I suppose the difference here would be that you can't use the
"contains" keyword with "opcode" to do partial string matches.  But
that's not nearly as useful with NFSv4 as with protocols with longer,
more complex names and/or many similar names (with roughly the same
purpose) - like SMBv1.

-Ian

On Tue, Jul 6, 2010 at 6:43 PM,  <[email protected]> wrote:
> https://bugs.wireshark.org/bugzilla/show_bug.cgi?id=4975
>
> --- Comment #6 from Guy Harris <[email protected]> 2010-07-06 01:43:27 PDT ---
>> - Allow filtering of operations by name.

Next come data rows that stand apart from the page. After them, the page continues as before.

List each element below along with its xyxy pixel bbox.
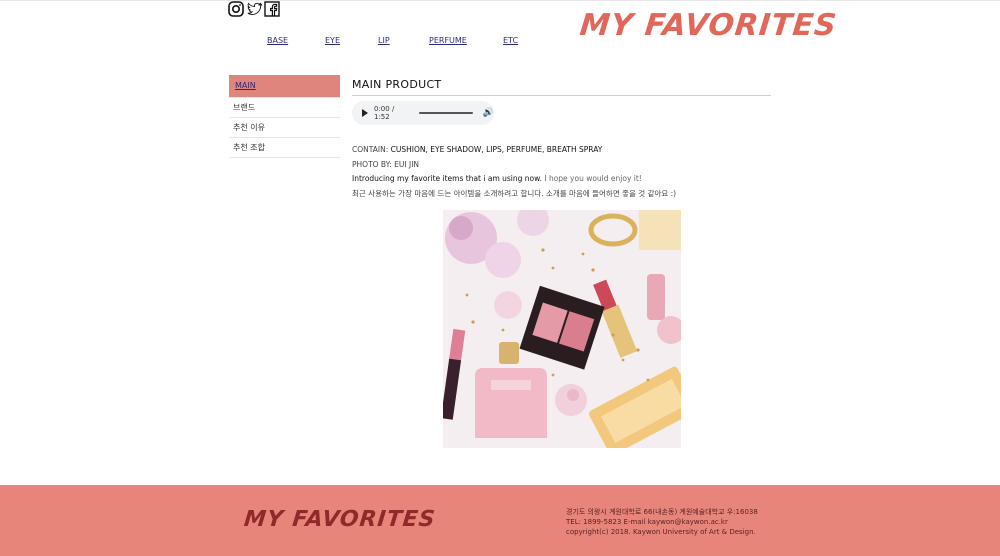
sidebar-item-reason[interactable]: 추천 이유 [229,118,340,138]
sidebar-item-combo[interactable]: 추천 조합 [229,138,340,158]
social-links [228,1,280,17]
intro-strong: Introducing my favorite items that i am … [352,174,542,183]
sidebar-item-brand[interactable]: 브랜드 [229,98,340,118]
korean-intro: 최근 사용하는 가장 마음에 드는 아이템을 소개하려고 합니다. 소개를 마음… [352,188,677,198]
twitter-icon[interactable] [246,1,262,17]
facebook-icon[interactable] [264,1,280,17]
footer-logo[interactable]: MY FAVORITES [243,507,437,532]
intro-line: Introducing my favorite items that i am … [352,172,771,187]
nav-base[interactable]: BASE [267,36,325,45]
main-nav: BASE EYE LIP PERFUME ETC [267,36,518,45]
nav-etc[interactable]: ETC [503,36,518,45]
main-content: MAIN PRODUCT 0:00 / 1:52 🔊 CONTAIN: CUSH… [352,78,771,201]
footer-copyright: copyright(c) 2018. Kaywon University of … [566,528,756,536]
nav-perfume[interactable]: PERFUME [429,36,503,45]
site-logo[interactable]: MY FAVORITES [578,8,839,43]
footer-contact: TEL: 1899-5823 E-mail kaywon@kaywon.ac.k… [566,518,728,526]
footer-address: 경기도 의왕시 계원대학로 66(내손동) 계원예술대학교 우:16038 [566,508,758,516]
contain-value: CUSHION, EYE SHADOW, LIPS, PERFUME, BREA… [390,145,603,154]
instagram-icon[interactable] [228,1,244,17]
nav-lip[interactable]: LIP [378,36,429,45]
footer-info: 경기도 의왕시 계원대학로 66(내손동) 계원예술대학교 우:16038 TE… [566,507,758,537]
top-border [0,0,1000,1]
cosmetics-illustration [443,210,681,448]
intro-soft: I hope you would enjoy it! [544,174,642,183]
contain-line: CONTAIN: CUSHION, EYE SHADOW, LIPS, PERF… [352,143,771,158]
footer: MY FAVORITES 경기도 의왕시 계원대학로 66(내손동) 계원예술대… [0,485,1000,556]
audio-player[interactable]: 0:00 / 1:52 🔊 [352,101,494,125]
play-icon[interactable] [362,109,368,117]
nav-eye[interactable]: EYE [325,36,378,45]
audio-progress-track[interactable] [419,112,473,114]
contain-label: CONTAIN: [352,145,389,154]
photo-credit: PHOTO BY: EUI JIN [352,159,420,169]
sidebar: MAIN 브랜드 추천 이유 추천 조합 [229,75,340,158]
page-title: MAIN PRODUCT [352,78,771,96]
audio-time: 0:00 / 1:52 [374,105,395,121]
volume-icon[interactable]: 🔊 [483,108,494,118]
sidebar-item-main[interactable]: MAIN [229,75,340,98]
product-photo [443,210,681,448]
product-info: CONTAIN: CUSHION, EYE SHADOW, LIPS, PERF… [352,143,771,201]
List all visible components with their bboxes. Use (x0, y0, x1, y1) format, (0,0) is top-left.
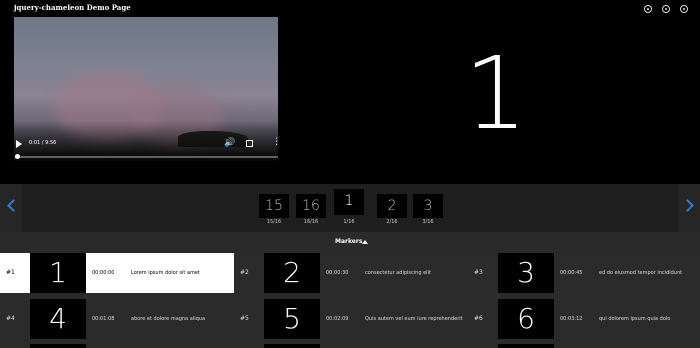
marker-time: 00:00:00 (92, 270, 115, 276)
strip-thumb-2[interactable]: 2 (377, 194, 407, 218)
strip-prev-button[interactable] (0, 184, 22, 232)
marker-thumb-partial (264, 344, 320, 348)
play-icon[interactable] (16, 140, 22, 148)
marker-time: 00:02:09 (326, 316, 349, 322)
marker-time: 00:00:45 (560, 270, 583, 276)
marker-text: ed do eiusmod tempor incididunt (599, 269, 683, 276)
strip-thumb-label: 1/16 (343, 219, 355, 225)
marker-item[interactable]: #3 3 00:00:45 ed do eiusmod tempor incididu… (468, 253, 700, 293)
page-title: jquery-chameleon Demo Page (14, 3, 131, 12)
volume-icon[interactable]: 🔊 (224, 139, 235, 148)
current-slide-number: 1 (464, 35, 528, 152)
slide-strip: 15 15/16 16 16/16 1 1/16 2 2/16 3 3/16 (0, 184, 700, 232)
marker-thumb: 4 (30, 299, 86, 339)
marker-thumb: 5 (264, 299, 320, 339)
video-progress-bar[interactable] (15, 154, 278, 159)
markers-title: Markers (335, 238, 363, 245)
marker-text: qui dolorem ipsum quia dolo (599, 315, 671, 322)
strip-next-button[interactable] (678, 184, 700, 232)
markers-grid: #1 1 00:00:00 Lorem ipsum dolor sit amet #2 2… (0, 252, 700, 348)
marker-text: Lorem ipsum dolor sit amet (131, 269, 200, 276)
strip-thumb-label: 15/16 (266, 219, 282, 225)
marker-time: 00:00:30 (326, 270, 349, 276)
marker-id: #6 (474, 315, 483, 322)
strip-thumb-16[interactable]: 16 (296, 194, 326, 218)
video-progress-knob[interactable] (15, 154, 20, 159)
marker-item[interactable]: #4 4 00:01:08 abore et dolore magna aliqua (0, 299, 234, 339)
marker-id: #4 (6, 315, 15, 322)
marker-thumb-partial (30, 344, 86, 348)
strip-thumb-label: 16/16 (303, 219, 319, 225)
marker-text: abore et dolore magna aliqua (131, 315, 206, 322)
chevron-right-icon (681, 199, 694, 212)
marker-item[interactable]: #6 6 00:03:12 qui dolorem ipsum quia dolo (468, 299, 700, 339)
fullscreen-icon[interactable] (246, 140, 253, 147)
strip-thumb-label: 2/16 (386, 219, 398, 225)
marker-id: #3 (474, 269, 483, 276)
top-control-1[interactable] (644, 5, 652, 13)
strip-thumb-1[interactable]: 1 (334, 189, 364, 215)
marker-text: Quis autem vel eum iure reprehenderit (365, 315, 463, 322)
marker-thumb: 1 (30, 253, 86, 293)
marker-id: #2 (240, 269, 249, 276)
marker-time: 00:03:12 (560, 316, 583, 322)
marker-thumb: 3 (498, 253, 554, 293)
marker-id: #1 (0, 253, 30, 293)
marker-time: 00:01:08 (92, 316, 115, 322)
marker-item[interactable]: #1 1 00:00:00 Lorem ipsum dolor sit amet (0, 253, 234, 293)
video-player[interactable]: 0:01 / 9:56 🔊 ⋮ (14, 17, 278, 161)
strip-thumb-label: 3/16 (422, 219, 434, 225)
strip-thumb-15[interactable]: 15 (259, 194, 289, 218)
markers-header[interactable]: Markers (0, 232, 700, 252)
marker-text: consectetur adipiscing elit (365, 269, 431, 276)
marker-thumb-partial (498, 344, 554, 348)
strip-thumb-3[interactable]: 3 (413, 194, 443, 218)
top-control-3[interactable] (680, 5, 688, 13)
marker-id: #5 (240, 315, 249, 322)
marker-thumb: 2 (264, 253, 320, 293)
chevron-left-icon (7, 199, 20, 212)
more-options-icon[interactable]: ⋮ (272, 138, 278, 147)
marker-item[interactable]: #5 5 00:02:09 Quis autem vel eum iure repre… (234, 299, 468, 339)
marker-item[interactable]: #2 2 00:00:30 consectetur adipiscing elit (234, 253, 468, 293)
top-control-2[interactable] (662, 5, 670, 13)
video-time: 0:01 / 9:56 (29, 140, 57, 146)
marker-thumb: 6 (498, 299, 554, 339)
caret-up-icon[interactable] (362, 240, 368, 244)
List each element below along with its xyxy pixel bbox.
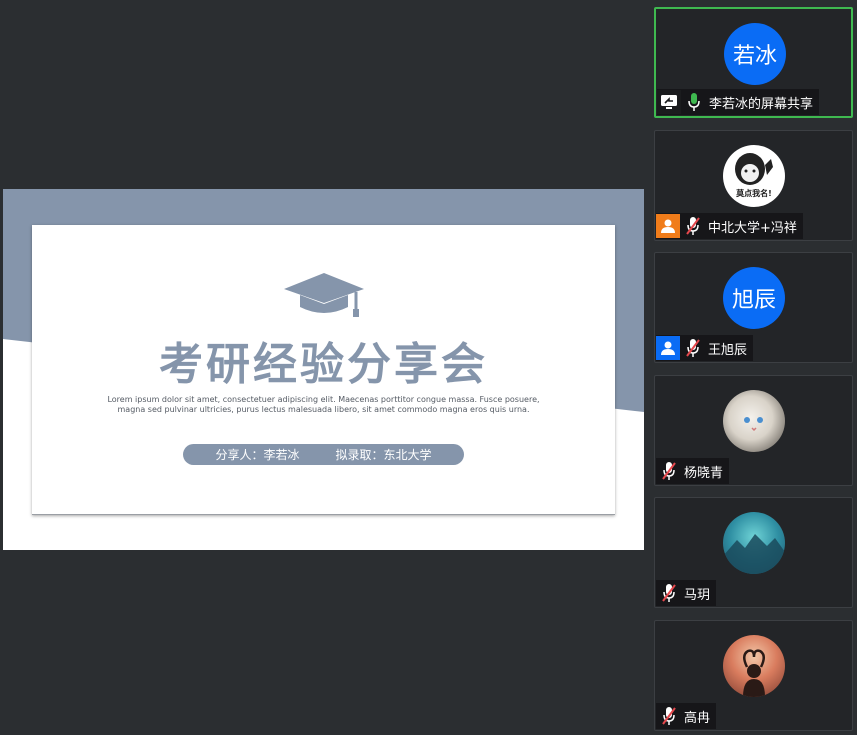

>>   - Now if I want to filter on all OPEN and CLOSE calls, I can set up the
>> filter "nfs.opname==OPEN || nfs.opname==CLOSE", which means I don't have to
>> memorize that OPEN is opnumber 18 and CLOSE is 4, or waste time looking them
>> up.
>
> Or you can just do "nfs.opcode==OPEN || nfs.opcode==CLOSE", which works just 
> as
> well.  (Little-known fact: an integral field with a value_string can be
> compared against the value names as strings.  Other little-known fact; OPEN,
> CLOSE, etc., even without quotes, are treated as strings in a filter
> expression.)
>
> I've checked in a change to eliminate the opcode-as-string fields.